Designing a symmetric function

Question

I need to design an analytical function that looks like this (See figure bellow). The idea is to control the angles "a" at the beginning and at the end. If the function depends on x (any kind of parameter, angle, value in [-1,1], etc.), we should have f(x) symmetric to f(-x) towards the line y=-x+1 (orange line). I mean, I should be able to build in some ways with the symmetric function. For instance, we have x^2 symmetric to x^(1/2).

I can build this function with a Bezier curve, but I need an analytical form that would give something close to the Bezier solution.

Thanks :)

Answer 1

A solution is a quadratic Bezier curve (a parabola), with control points $(0, 0)$, $(p, 1-p)$ and $(1, 1)$. The initial slope of this curve is $\frac{dy}{dx}=\frac{1-p}{p}=\tan(a+45°)$.

UPDATE: a more direct approach to the parabola.

Rotate the axis by $45°$ clockwise to make the axis of the parabola vertical.
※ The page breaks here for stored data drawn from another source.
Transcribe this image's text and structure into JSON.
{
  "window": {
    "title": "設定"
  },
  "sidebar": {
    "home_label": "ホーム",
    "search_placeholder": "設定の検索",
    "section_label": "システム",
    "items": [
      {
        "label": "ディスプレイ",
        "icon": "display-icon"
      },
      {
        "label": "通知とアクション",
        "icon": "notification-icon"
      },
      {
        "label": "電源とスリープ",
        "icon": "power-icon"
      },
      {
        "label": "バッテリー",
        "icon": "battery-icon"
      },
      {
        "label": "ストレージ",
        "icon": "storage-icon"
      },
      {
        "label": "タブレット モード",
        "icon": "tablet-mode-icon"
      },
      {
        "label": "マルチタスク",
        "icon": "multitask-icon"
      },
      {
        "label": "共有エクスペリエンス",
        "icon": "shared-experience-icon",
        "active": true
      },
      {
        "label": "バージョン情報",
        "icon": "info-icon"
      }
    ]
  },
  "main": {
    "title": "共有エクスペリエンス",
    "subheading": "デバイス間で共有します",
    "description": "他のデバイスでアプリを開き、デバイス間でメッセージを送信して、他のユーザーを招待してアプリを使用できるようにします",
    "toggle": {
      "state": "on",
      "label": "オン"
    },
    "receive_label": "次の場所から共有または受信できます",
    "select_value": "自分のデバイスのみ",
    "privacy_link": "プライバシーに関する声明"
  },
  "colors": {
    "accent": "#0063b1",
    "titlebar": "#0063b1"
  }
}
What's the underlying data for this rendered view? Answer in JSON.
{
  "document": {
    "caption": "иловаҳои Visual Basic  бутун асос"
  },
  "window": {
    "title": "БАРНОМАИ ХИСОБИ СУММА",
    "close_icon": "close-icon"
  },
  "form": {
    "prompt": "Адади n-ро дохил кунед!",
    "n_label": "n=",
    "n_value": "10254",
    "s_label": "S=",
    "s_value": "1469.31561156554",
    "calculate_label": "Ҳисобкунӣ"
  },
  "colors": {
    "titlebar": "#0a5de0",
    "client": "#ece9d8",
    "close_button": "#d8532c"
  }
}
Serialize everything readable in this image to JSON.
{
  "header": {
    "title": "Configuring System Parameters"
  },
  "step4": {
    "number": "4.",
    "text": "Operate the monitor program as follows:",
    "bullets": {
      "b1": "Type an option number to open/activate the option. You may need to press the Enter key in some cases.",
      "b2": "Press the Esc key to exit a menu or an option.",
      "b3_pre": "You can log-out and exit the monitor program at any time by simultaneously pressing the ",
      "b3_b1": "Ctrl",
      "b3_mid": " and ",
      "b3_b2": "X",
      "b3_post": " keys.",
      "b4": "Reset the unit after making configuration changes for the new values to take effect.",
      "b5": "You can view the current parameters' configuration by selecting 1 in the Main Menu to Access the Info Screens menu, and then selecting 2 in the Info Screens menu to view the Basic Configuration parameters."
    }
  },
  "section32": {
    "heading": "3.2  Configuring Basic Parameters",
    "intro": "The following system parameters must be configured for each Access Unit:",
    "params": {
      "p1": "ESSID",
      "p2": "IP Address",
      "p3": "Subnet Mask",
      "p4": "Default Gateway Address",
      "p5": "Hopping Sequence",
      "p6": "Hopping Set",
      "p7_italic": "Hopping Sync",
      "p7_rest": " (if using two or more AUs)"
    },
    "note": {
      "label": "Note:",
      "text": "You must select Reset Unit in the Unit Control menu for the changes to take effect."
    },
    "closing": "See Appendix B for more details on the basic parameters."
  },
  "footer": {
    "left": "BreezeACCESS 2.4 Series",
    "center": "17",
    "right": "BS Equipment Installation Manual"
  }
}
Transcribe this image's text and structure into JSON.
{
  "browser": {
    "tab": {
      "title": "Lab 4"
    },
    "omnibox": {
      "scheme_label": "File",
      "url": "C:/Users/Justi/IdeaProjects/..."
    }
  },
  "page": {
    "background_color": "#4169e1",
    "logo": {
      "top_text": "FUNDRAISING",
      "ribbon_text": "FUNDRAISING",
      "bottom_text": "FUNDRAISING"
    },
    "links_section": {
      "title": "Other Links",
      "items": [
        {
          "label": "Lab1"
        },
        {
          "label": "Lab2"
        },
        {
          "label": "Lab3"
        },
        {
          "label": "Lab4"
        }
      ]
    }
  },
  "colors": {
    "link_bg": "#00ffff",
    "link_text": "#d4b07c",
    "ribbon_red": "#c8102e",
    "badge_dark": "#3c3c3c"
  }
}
The equation is $v=\lambda u(\sqrt2-u)$, with the initial slope $\frac{dv}{du}=\lambda\sqrt2=\tan a$.

Then counter rotate using $u=\frac{x+y}{\sqrt2}$ and $v=\frac{y-x}{\sqrt2}$:

$$2(y-x)=\tan a(x+y)(2-x-y),$$

$$(\tan a)\ y^2\ +2(1-\tan a\ (1-x))\ y-(2x-\tan a\ x(2-x))=0.$$

Answer 2

To simplify the solution, we assume that $0\le x\le 1$ and $0\le f(x)\le 1$. From your figure we obtain $f(0)=0$ and $f(1)=1$.

Now consider function $g(\xi)=f(\xi)-\xi$. We have $g(0)=g(1)=0$. It is represented by the red curve but viewed from a frame that the dotted line is the $\xi$-axis.

Setting $$g(\xi)=b+c \xi^2\text{ (1)}$$ and requiring that $$\frac{dg(\xi)}{d\xi}=\tan(a),\text{ } g(0)=0$$

We obtain: $$b=-\frac{\tan a}{2^{3/2}},\text{ }c=\frac{\tan a}{2^{1/2}}$$

Thus $f(x)=x+g(x)$ is probably the simplest curve that satisfies your criteria.

If you have other requirements, you may add higher order even terms in the expression (1).